Nach Angaben der Staatsanwaltschaft könnte im Fall einer erneuten Verurteilung auch Sicherungsverwahrung in Betracht kommen. Eine Entscheidung darüber werde jedoch unter anderem von einem psychiatrischen Gutachten abhängen, das bislang noch nicht vorliegt.
Hintergrund: der Fall vom Maschsee
Der vorbestrafte Deutsche war 2012 in Hannover wegen eines besonders brutalen Tötungsdelikts bekannt geworden. Er hatte eine 44 Jahre alte Prostituierte aus Ibbenbüren in Nordrhein-Westfalen getötet, den Leichnam zerstückelt und Teile davon im Maschsee entsorgt. Das Landgericht Hannover sah damals als Motiv reine Mordlust an.

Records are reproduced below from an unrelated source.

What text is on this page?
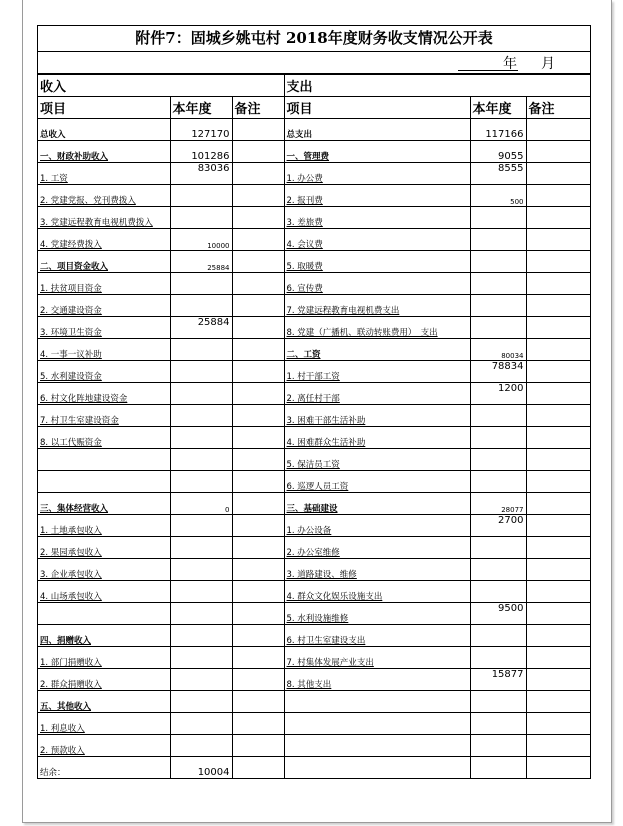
附件7：固城乡姚屯村 2018年度财务收支情况公开表
年 月
收入			支出		
项目	本年度	备注	项目	本年度	备注
总收入	127170		总支出	117166	
一、财政补助收入	101286		一、管理费	9055	
1. 工资	83036		1. 办公费	8555	
2. 党建党报、党刊费拨入			2. 报刊费	500	
3. 党建远程教育电视机费拨入			3. 差旅费		
4. 党建经费拨入	10000		4. 会议费		
二、项目资金收入	25884		5. 取暖费		
1. 扶贫项目资金			6. 宣传费		
2. 交通建设资金			7. 党建远程教育电视机费支出		
3. 环境卫生资金	25884		8. 党建（广播机、联动转账费用）　支出		
4. 一事一议补助			二、工资	80034	
5. 水利建设资金			1. 村干部工资	78834	
6. 村文化阵地建设资金			2. 离任村干部	1200	
7. 村卫生室建设资金			3. 困难干部生活补助		
8. 以工代赈资金			4. 困难群众生活补助		
			5. 保洁员工资		
			6. 巡逻人员工资		
三、集体经营收入	0		三、基础建设	28077	
1. 土地承包收入			1. 办公设备	2700	
2. 果园承包收入			2. 办公室维修		
3. 企业承包收入			3. 道路建设、维修		
4. 山场承包收入			4. 群众文化娱乐设施支出		
			5. 水利设施维修	9500	
四、捐赠收入			6. 村卫生室建设支出		
1. 部门捐赠收入			7. 村集体发展产业支出		
2. 群众捐赠收入			8. 其他支出	15877	
五、其他收入					
1. 利息收入					
2. 预款收入					
结余：	10004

2013 wurde der Mann wegen Mordes zu zwölf Jahren Haft verurteilt und zugleich in eine psychiatrische Einrichtung eingewiesen. Das Gericht ging bei dem damals 25-Jährigen wegen einer schweren Persönlichkeitsstörung sowie Alkohol- und Drogenmissbrauchs von verminderter Schuldfähigkeit aus. Deshalb wurde trotz des Mordurteils keine lebenslange Freiheitsstrafe verhängt. Eine Entlassung sollte nur bei einer entsprechenden Besserung möglich sein.

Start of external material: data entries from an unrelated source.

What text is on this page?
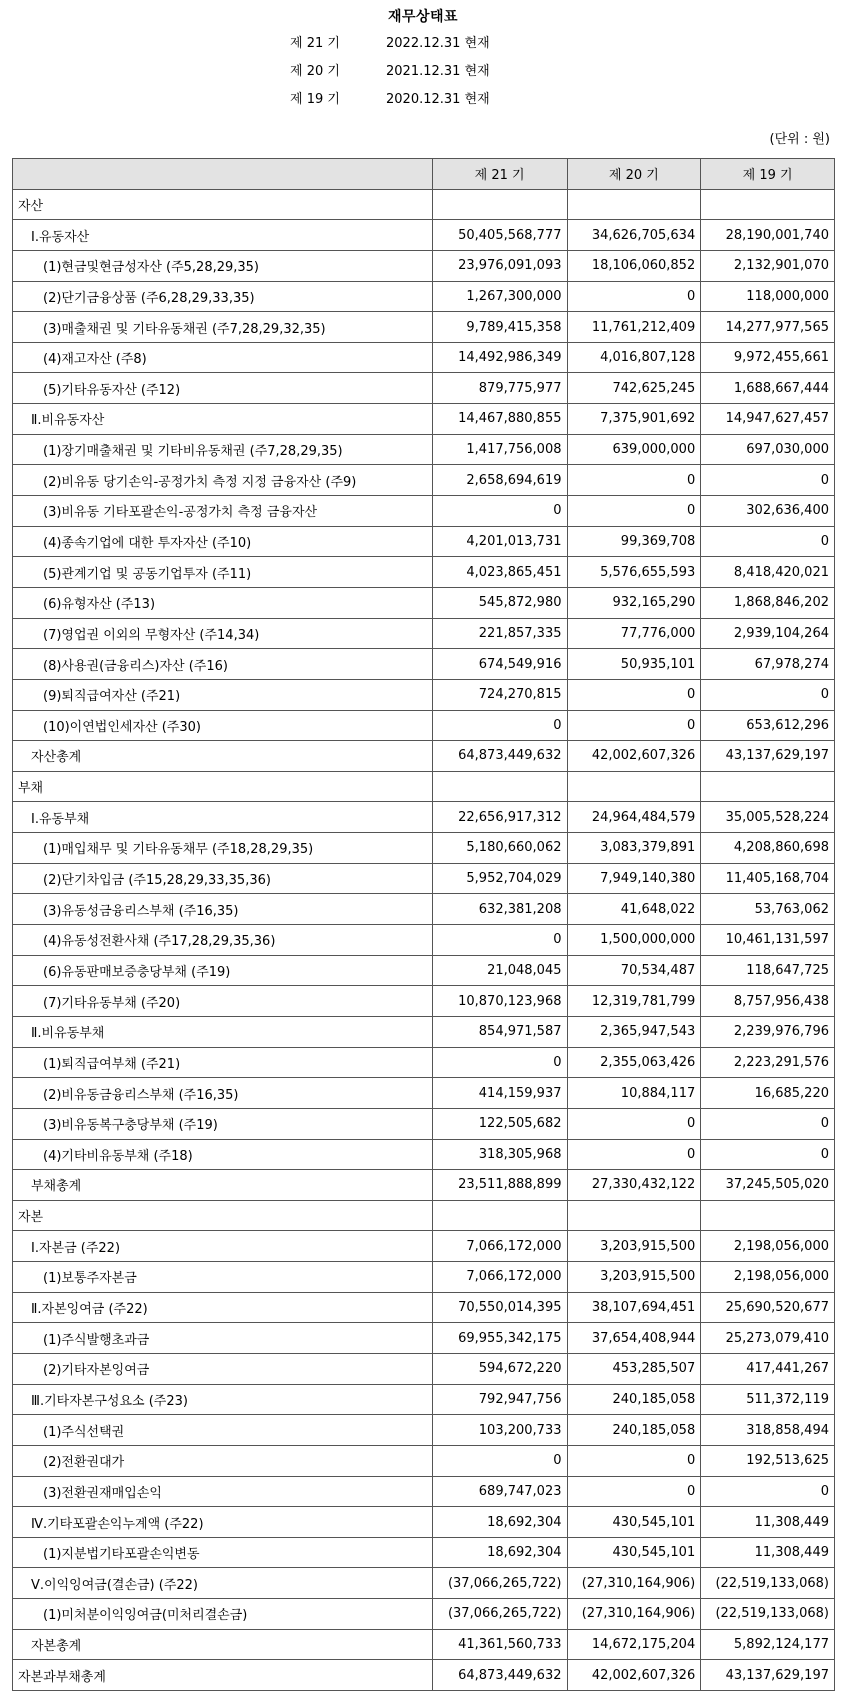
재무상태표
제 21 기	2022.12.31 현재
제 20 기	2021.12.31 현재
제 19 기	2020.12.31 현재
(단위 : 원)
	제 21 기	제 20 기	제 19 기
자산			
Ⅰ.유동자산	50,405,568,777	34,626,705,634	28,190,001,740
(1)현금및현금성자산 (주5,28,29,35)	23,976,091,093	18,106,060,852	2,132,901,070
(2)단기금융상품 (주6,28,29,33,35)	1,267,300,000	0	118,000,000
(3)매출채권 및 기타유동채권 (주7,28,29,32,35)	9,789,415,358	11,761,212,409	14,277,977,565
(4)재고자산 (주8)	14,492,986,349	4,016,807,128	9,972,455,661
(5)기타유동자산 (주12)	879,775,977	742,625,245	1,688,667,444
Ⅱ.비유동자산	14,467,880,855	7,375,901,692	14,947,627,457
(1)장기매출채권 및 기타비유동채권 (주7,28,29,35)	1,417,756,008	639,000,000	697,030,000
(2)비유동 당기손익-공정가치 측정 지정 금융자산 (주9)	2,658,694,619	0	0
(3)비유동 기타포괄손익-공정가치 측정 금융자산	0	0	302,636,400
(4)종속기업에 대한 투자자산 (주10)	4,201,013,731	99,369,708	0
(5)관계기업 및 공동기업투자 (주11)	4,023,865,451	5,576,655,593	8,418,420,021
(6)유형자산 (주13)	545,872,980	932,165,290	1,868,846,202
(7)영업권 이외의 무형자산 (주14,34)	221,857,335	77,776,000	2,939,104,264
(8)사용권(금융리스)자산 (주16)	674,549,916	50,935,101	67,978,274
(9)퇴직급여자산 (주21)	724,270,815	0	0
(10)이연법인세자산 (주30)	0	0	653,612,296
자산총계	64,873,449,632	42,002,607,326	43,137,629,197
부채			
Ⅰ.유동부채	22,656,917,312	24,964,484,579	35,005,528,224
(1)매입채무 및 기타유동채무 (주18,28,29,35)	5,180,660,062	3,083,379,891	4,208,860,698
(2)단기차입금 (주15,28,29,33,35,36)	5,952,704,029	7,949,140,380	11,405,168,704
(3)유동성금융리스부채 (주16,35)	632,381,208	41,648,022	53,763,062
(4)유동성전환사채 (주17,28,29,35,36)	0	1,500,000,000	10,461,131,597
(6)유동판매보증충당부채 (주19)	21,048,045	70,534,487	118,647,725
(7)기타유동부채 (주20)	10,870,123,968	12,319,781,799	8,757,956,438
Ⅱ.비유동부채	854,971,587	2,365,947,543	2,239,976,796
(1)퇴직급여부채 (주21)	0	2,355,063,426	2,223,291,576
(2)비유동금융리스부채 (주16,35)	414,159,937	10,884,117	16,685,220
(3)비유동복구충당부채 (주19)	122,505,682	0	0
(4)기타비유동부채 (주18)	318,305,968	0	0
부채총계	23,511,888,899	27,330,432,122	37,245,505,020
자본			
Ⅰ.자본금 (주22)	7,066,172,000	3,203,915,500	2,198,056,000
(1)보통주자본금	7,066,172,000	3,203,915,500	2,198,056,000
Ⅱ.자본잉여금 (주22)	70,550,014,395	38,107,694,451	25,690,520,677
(1)주식발행초과금	69,955,342,175	37,654,408,944	25,273,079,410
(2)기타자본잉여금	594,672,220	453,285,507	417,441,267
Ⅲ.기타자본구성요소 (주23)	792,947,756	240,185,058	511,372,119
(1)주식선택권	103,200,733	240,185,058	318,858,494
(2)전환권대가	0	0	192,513,625
(3)전환권재매입손익	689,747,023	0	0
Ⅳ.기타포괄손익누계액 (주22)	18,692,304	430,545,101	11,308,449
(1)지분법기타포괄손익변동	18,692,304	430,545,101	11,308,449
Ⅴ.이익잉여금(결손금) (주22)	(37,066,265,722)	(27,310,164,906)	(22,519,133,068)
(1)미처분이익잉여금(미처리결손금)	(37,066,265,722)	(27,310,164,906)	(22,519,133,068)
자본총계	41,361,560,733	14,672,175,204	5,892,124,177
자본과부채총계	64,873,449,632	42,002,607,326	43,137,629,197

Als Auslöser der Tat galt laut damaligen Feststellungen, dass sich das Opfer über die rechtsradikalen Ansichten des Täters lustig gemacht haben soll. Bereits im damaligen Prozess hatte ein psychiatrischer Gutachter ein hohes Risiko für weitere schwere Gewalttaten gesehen und die Erfolgsaussichten einer Therapie als gering eingeschätzt.
Bei der Durchsuchung der Wohnung des Täters fanden Ermittler neben Messern und einer Armbrust auch ein Foto des norwegischen Rechtsterroristen Anders Breivik.